Inuvik (July 29/05) - The Great Northern Arts Festival wrapped up another successful year Sunday, with some important lessons learned and a keen eye on the future.

NNSL Photo

Jeweller Martin Goodliffe and Stained glass artist Maidie-Anne Turner carry the ceremonial whale bone out of the Great Northern Arts Festival during closing ceremonies, Sunday. BYLINE:

"We take each festival as a learning opportunity and apply it to the next one," said festival vice-chair Danae Tilley during the closing ceremonies.

Organizers purposely pared the show down to 65 artists, about 40 per cent fewer than last year, in an attempt to solve financial difficulties and work within a three-month organizing window.

The annual event was almost cancelled.

"We've entered an agreement with some great fundraisers and we're addressing past issues," said Tilley, confident that money problems are now a thing of the past.

Organizers of the 2006 edition will begin working with the board of directors right away to ensure plenty of time for planning and marketing this time around.

A display at the Vancouver Airport is already in the works and they have tentatively decided on next year's theme, "In the Footsteps of our Elders."

Festival co-ordinator Christina Wilsdon will stay on for the short term to mentor her replacement and pass on corporate knowledge.
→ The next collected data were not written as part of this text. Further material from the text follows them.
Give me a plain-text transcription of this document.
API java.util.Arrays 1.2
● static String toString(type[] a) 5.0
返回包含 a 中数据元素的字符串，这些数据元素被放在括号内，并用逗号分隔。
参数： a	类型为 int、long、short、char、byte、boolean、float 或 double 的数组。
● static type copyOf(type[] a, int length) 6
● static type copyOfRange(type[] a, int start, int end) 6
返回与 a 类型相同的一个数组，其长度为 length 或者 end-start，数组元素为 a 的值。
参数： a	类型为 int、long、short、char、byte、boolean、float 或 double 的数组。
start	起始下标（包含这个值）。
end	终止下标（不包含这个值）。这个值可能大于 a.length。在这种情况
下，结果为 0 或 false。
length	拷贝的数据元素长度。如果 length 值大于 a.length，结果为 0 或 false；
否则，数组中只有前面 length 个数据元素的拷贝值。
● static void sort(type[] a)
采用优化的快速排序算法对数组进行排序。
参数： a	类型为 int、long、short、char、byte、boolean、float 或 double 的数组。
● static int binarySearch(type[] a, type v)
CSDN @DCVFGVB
Board members also expect to continue their hands-on involvement, which only began this year.

"Now that they've got a taste, they can't slip back into the shadows in terms of guidance," said Wilsdon.

Even with fewer artists, 985 visitors saw the show and end-of-week sales totalled $156,500, off last year's total of $180,000 by less than 15 per cent.

"It was great, much better than I thought," said Josee Charbonneau.

The first-time exhibitor sold more than 40 pieces, including hand-painted silk scarves, books and wall hangings.